Wednesday, August 7, 2013

Got Gusto?

I get distracted easily. Not too easily, but a river would be a metaphor that fits my thought process better than a train. While engaging with fiction (the consumption of it, not the production) I'm completely taken, and my focus is devoted in whole. I wish I could transfer that devotion of attention to other areas of my life, like, for instance, while writing.

That's an interesting thing to think about. If I had the time and ability, what would I dedicate myself to? Like, really dedicate myself. What would you? Lets say you have the capacity to give something (or someone) complete focus. What (who) do you choose?

I'd like to propose several things, but that sentiment is precisely what keeps me from the sort of dedication I'm talking about. There are too many things I'm interested in, and too many things that I feel like I'm compelled to do. 

Eating and sleeping are pretty basic things that I can't (or at least shouldn't) go without. Writing is the thing I would end up choosing to concentrate on, in all seriousness. Another thing that comes to mind is the culture of video games, but I don't like them as much as I've convinced myself I like them. I enjoy talking about them and reading about them more than I enjoy playing them, I think. Creating games (card games/board games/theory building video games) is usually more fun than playing ones that already exist. Games are great, don't get me wrong, but I think it's my friends that make the games enjoyable, not necessarily the games themselves (though it sure does help when we have a well designed game).
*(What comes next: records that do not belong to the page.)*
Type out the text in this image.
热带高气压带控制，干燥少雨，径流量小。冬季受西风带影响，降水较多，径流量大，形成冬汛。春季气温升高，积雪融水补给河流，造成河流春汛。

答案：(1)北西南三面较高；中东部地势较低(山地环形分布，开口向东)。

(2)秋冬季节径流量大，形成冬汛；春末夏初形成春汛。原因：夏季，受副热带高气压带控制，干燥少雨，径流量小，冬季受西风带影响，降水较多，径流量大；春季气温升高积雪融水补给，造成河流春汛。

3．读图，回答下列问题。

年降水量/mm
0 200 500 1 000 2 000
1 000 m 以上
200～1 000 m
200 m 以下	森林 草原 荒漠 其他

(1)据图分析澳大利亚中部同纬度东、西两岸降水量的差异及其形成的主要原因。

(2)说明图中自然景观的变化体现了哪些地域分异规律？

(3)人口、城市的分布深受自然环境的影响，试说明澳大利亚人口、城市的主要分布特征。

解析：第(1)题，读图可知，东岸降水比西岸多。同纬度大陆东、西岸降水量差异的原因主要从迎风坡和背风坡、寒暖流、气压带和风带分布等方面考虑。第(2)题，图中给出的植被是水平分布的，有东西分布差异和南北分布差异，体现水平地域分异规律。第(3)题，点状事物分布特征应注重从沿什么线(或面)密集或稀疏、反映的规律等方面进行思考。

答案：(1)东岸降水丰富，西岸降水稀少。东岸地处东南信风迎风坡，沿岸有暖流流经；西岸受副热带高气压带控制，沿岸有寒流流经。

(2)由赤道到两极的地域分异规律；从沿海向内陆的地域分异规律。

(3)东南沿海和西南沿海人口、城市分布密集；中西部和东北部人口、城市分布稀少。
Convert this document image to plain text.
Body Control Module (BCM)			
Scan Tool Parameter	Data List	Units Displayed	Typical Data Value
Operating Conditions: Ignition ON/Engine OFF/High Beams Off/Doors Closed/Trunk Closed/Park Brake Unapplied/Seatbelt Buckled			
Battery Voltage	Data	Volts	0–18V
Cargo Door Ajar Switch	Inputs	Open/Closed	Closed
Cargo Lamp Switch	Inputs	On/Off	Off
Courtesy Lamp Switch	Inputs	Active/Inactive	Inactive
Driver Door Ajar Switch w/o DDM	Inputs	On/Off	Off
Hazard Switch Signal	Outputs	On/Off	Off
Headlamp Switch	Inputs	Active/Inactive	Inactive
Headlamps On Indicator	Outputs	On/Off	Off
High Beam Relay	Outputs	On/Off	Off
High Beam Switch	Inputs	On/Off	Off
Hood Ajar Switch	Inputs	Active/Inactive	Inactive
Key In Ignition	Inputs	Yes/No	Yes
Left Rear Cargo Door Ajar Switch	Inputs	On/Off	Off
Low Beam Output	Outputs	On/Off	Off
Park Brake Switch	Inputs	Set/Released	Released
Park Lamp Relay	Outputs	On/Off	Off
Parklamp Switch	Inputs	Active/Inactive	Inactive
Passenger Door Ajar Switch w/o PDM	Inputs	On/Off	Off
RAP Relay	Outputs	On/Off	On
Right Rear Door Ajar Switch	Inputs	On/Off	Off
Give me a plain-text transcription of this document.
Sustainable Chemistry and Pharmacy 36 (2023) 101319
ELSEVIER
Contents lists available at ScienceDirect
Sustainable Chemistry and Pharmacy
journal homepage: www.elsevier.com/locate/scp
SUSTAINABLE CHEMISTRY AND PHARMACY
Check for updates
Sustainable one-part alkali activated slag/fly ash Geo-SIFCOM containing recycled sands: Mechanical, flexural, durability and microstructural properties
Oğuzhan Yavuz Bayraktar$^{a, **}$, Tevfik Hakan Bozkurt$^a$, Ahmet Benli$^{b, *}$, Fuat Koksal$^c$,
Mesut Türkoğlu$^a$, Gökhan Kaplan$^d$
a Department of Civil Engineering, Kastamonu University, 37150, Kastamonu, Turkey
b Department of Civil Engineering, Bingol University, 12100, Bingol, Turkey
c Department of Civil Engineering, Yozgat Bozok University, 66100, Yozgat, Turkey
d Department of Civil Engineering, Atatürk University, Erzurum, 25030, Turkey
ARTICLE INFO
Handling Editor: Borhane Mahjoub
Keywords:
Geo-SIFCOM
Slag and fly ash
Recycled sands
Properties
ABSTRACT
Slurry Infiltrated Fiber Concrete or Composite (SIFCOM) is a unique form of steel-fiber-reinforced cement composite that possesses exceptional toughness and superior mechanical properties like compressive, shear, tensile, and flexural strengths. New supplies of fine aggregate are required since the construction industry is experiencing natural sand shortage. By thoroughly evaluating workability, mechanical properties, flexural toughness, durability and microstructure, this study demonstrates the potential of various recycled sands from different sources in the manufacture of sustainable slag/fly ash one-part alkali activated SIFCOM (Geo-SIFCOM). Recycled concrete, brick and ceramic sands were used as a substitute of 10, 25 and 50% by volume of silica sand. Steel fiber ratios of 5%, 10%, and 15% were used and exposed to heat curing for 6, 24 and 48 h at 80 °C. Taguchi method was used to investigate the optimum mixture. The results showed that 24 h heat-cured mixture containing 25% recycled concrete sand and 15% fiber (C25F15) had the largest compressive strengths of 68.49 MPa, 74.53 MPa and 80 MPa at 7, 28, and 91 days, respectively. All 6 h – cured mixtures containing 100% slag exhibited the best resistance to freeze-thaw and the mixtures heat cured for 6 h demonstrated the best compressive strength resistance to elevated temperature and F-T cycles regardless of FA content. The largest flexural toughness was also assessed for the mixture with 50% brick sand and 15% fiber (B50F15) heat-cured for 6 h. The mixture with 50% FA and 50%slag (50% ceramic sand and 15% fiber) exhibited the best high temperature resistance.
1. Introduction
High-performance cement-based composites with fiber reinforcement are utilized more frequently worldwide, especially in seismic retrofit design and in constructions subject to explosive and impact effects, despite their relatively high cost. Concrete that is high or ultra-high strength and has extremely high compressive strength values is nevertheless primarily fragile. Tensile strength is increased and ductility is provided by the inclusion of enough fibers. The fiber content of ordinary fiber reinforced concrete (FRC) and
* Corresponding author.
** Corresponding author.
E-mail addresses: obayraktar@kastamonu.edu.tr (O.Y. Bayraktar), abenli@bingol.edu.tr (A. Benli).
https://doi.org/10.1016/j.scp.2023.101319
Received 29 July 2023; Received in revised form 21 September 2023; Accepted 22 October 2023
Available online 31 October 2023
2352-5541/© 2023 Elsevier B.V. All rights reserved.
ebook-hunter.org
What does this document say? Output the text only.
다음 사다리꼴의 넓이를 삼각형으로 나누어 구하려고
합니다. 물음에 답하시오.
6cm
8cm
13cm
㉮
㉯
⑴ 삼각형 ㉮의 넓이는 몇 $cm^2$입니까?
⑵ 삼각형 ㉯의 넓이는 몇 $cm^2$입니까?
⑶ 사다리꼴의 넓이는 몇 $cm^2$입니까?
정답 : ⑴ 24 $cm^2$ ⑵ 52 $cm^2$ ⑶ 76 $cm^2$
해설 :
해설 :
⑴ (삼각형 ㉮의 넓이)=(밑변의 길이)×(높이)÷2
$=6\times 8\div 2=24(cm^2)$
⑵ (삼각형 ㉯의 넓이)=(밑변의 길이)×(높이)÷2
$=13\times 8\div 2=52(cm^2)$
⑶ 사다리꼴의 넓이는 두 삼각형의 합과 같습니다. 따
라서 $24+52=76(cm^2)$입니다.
Friends (and family) are a nice thing, because they don't require the same kind of dedication other things do. Sometimes you can do the things you're dedicated to with them. For instance, my new roommate, Hans, is pretty big into being fit. He's a well built guy, and exercise is a pretty big part of his life. He's also pretty fun to talk with and be around, so I've started to work out with him, mostly because spending time with him is enjoyable, to be honest. Working out hurts, and I can't say it's something I'd do on my own.

Conversing, when I can wrangle a poor soul or two into some interesting topic, is another thing that envelopes me a lot like books or shows. Exploring abstract (and concrete) concepts with others through language is one of the most enjoyable aspects of life. Talking about games, writing, fiction, life, exploration into the self and into the other, morality, reality, actions, inaction, unknowns, and knows alike are all conversational playgrounds which I wish I could never leave.

After thinking these thoughts I realize that I need to write more (and more, and more). There are real things that are keeping me from it, like a job, like friends, like family, and life in general, but there's no real excuse. If I want to write as bad as I do (and I do), I need to develop an ardor unrivaled.

So do you, for whatever it is you want to be the focus of your life.